The UK has the authority to arrest them (anyone who owns a website) if they ever set foot in the UK if they feel they either haven't censored it adequately enough or refuse to do so.
It's one of the reasons why Civitai geoblocked the country.
chippiewill
A variety of things could happen:
- Employees become accountable for their company's actions - Wikimedia could be blocked - Other kinds of sanctions (e.g. financial ones) could be levied somehow
In practice what will likely happen is Wikimedia will comply: either by blocking the UK entirely, making adjustments to be compliant with UK legislation (e.g. by making their sites read-only for UK-users - probably the most extreme outcome that's likely to occur), or the as-yet unannounced Ofcom regulations they've preemptively appealed actually won't apply to Wikimedia anyway (or will be very light touch).
deadbabe
What if they simply don’t pay any sanctions?
AlgebraFox
They might ban the CEO and employees from entering their country or arrest them when they travel.
Ylpertnodi
Having moved out of the uk many years ago, being banned from there, may not be such a bad thing.

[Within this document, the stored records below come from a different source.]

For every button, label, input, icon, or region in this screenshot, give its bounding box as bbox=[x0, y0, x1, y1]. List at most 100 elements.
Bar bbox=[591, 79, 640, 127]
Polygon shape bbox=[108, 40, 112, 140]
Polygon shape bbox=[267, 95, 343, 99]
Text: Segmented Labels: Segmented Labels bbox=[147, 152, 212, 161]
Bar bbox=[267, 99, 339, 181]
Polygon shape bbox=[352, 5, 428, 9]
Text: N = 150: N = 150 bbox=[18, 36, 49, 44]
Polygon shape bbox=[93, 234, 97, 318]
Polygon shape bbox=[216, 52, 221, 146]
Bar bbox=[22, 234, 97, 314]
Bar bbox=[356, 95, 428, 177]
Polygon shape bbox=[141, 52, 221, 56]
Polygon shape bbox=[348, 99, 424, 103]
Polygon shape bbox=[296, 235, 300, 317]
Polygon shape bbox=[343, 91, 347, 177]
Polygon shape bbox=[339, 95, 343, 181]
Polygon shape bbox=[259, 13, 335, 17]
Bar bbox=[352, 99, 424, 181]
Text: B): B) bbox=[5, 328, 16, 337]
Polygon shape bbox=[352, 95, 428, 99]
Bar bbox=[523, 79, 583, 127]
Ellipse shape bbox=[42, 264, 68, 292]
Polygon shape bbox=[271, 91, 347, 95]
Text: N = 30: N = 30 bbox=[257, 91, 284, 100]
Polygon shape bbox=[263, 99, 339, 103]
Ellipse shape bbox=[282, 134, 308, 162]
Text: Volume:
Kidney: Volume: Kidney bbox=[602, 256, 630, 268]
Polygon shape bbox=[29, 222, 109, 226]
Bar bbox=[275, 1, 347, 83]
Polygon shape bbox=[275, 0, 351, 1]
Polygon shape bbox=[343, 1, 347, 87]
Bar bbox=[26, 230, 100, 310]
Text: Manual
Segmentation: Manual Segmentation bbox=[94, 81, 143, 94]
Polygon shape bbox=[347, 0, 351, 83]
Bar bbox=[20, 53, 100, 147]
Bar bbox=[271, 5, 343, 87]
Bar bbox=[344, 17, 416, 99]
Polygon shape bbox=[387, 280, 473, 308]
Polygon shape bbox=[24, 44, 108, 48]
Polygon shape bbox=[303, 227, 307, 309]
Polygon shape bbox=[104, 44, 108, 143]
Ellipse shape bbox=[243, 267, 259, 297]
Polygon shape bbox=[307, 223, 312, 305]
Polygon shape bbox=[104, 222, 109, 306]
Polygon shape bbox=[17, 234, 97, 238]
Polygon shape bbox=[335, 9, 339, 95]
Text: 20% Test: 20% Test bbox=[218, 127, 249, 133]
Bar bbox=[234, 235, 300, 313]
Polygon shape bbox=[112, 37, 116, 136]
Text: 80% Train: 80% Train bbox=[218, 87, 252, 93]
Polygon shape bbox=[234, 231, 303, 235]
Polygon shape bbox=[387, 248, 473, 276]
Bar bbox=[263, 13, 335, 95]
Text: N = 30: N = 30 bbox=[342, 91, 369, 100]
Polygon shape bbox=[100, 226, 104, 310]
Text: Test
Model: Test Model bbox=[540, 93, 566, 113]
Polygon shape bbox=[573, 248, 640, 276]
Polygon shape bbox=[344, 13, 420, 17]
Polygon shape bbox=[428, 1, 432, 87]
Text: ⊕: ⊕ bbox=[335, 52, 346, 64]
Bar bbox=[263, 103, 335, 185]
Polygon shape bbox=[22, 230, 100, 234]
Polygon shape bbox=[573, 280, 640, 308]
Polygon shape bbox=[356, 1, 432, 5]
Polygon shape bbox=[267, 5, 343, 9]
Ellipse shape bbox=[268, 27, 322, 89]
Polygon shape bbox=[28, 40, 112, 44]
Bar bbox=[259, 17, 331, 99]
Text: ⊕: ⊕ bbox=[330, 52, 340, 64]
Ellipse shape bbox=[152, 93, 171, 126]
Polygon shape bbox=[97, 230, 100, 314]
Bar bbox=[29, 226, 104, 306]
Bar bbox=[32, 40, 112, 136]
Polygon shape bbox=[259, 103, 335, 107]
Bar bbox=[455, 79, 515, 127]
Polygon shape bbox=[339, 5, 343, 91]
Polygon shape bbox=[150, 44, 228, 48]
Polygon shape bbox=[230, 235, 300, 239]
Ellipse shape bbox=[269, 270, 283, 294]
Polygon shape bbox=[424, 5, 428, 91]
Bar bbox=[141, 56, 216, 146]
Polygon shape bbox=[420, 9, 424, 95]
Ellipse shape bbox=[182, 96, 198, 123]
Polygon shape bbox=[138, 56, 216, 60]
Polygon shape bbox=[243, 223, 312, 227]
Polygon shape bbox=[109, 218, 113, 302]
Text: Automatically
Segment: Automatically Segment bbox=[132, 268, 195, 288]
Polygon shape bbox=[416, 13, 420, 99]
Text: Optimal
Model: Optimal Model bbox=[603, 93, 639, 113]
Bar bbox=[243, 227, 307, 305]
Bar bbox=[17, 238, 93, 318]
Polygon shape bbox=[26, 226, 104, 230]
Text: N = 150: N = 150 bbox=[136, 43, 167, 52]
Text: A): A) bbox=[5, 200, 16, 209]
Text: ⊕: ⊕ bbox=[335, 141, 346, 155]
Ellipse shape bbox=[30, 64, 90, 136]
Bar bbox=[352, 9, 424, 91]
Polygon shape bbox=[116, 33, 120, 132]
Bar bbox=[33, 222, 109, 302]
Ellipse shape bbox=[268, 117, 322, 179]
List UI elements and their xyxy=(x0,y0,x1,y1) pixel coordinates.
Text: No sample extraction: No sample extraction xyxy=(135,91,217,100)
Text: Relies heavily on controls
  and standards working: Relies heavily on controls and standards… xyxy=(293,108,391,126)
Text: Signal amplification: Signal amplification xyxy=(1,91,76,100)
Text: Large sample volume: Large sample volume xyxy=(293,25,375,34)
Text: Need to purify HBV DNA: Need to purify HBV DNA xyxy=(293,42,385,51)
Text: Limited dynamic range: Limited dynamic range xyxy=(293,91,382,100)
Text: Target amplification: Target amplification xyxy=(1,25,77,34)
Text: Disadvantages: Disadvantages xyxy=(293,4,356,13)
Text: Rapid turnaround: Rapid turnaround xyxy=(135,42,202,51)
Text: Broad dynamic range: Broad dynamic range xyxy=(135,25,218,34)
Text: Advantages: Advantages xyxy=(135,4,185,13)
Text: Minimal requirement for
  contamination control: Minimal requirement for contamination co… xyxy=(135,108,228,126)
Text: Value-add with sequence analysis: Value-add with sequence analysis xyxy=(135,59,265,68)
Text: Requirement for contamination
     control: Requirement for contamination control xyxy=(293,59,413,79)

The worst thing is, people will vote out the labour government, and the tory bastards (who will say they are 'the party of freedom) will tell the country "Well, it wasnt us".
vizzier
Its worth noting of course, that this is Tory law which was given a grace period before implementation. Labour have chosen to continue its implementation and not repeal it.
caturopath
Yes, there are unilateral policies and treaties that let the US and the UK collaborate in legal action (going through US institutions to judge them), some of them referenced in https://meta.wikimedia.org/wiki/Legal/Legal_Policies -- a keyword might be letters rogatory
Wikimedia also seems to have a presence in the UK https://wikimedia.org.uk/ that presumably would be affected.
In most cases they might have enough pull to get folks blacklisted by payment processors, but wikimedia in particular might win that one.
impossiblefork
They don't apply. Delivering this kind of thing is obviously allowed in the US, so there's presumably no mutual criminality.
jeroenhd
I'm reasonably sure several articles and uploaded artworks violate various US state regulations on adult content, though the states would be idiots trying to enforce them against Wikipedia; that'd only increase the risk of some kind of higher court declaring the law unconstitutional.
Geographically speaking, about half the US has "think of the kids" laws that are similar to the UK's.
EasyMark
.... so far it is. Current politicians are certainly working at the state level to stop anonymous internet usage. Currently limited to pr0n sites, but you can bet that's just the first notch of increased heat on that poor frog in the cooking pot
> The government told the BBC it welcomed the High Court's judgment, "which will help us continue our work implementing the Online Safety Act to create a safer online world for everyone".
Demonstrably false. It creates a safer online world for some.
> In particular the foundation is concerned the extra duties required - if Wikipedia was classed as Category 1 - would mean it would have to verify the identity of its contributors, undermining their privacy and safety.
Some of the articles, which contain factual information, are damning for the UK government. It lists, for example, political scandals [1] [2]. Or information regarding hot topics such as immigration [3], information that the UK government want to strictly control (abstracting away from whether this is rightfully or wrongfully).
I can tell you what will (and has already) happened as a result:
1. People will use VPNs and any other available methods to avoid restrictions placed on them.
2. The next government will take great delight in removing this law as an easy win.
3. The likelihood of a British constitution is increasing, which would somewhat bind future parliaments.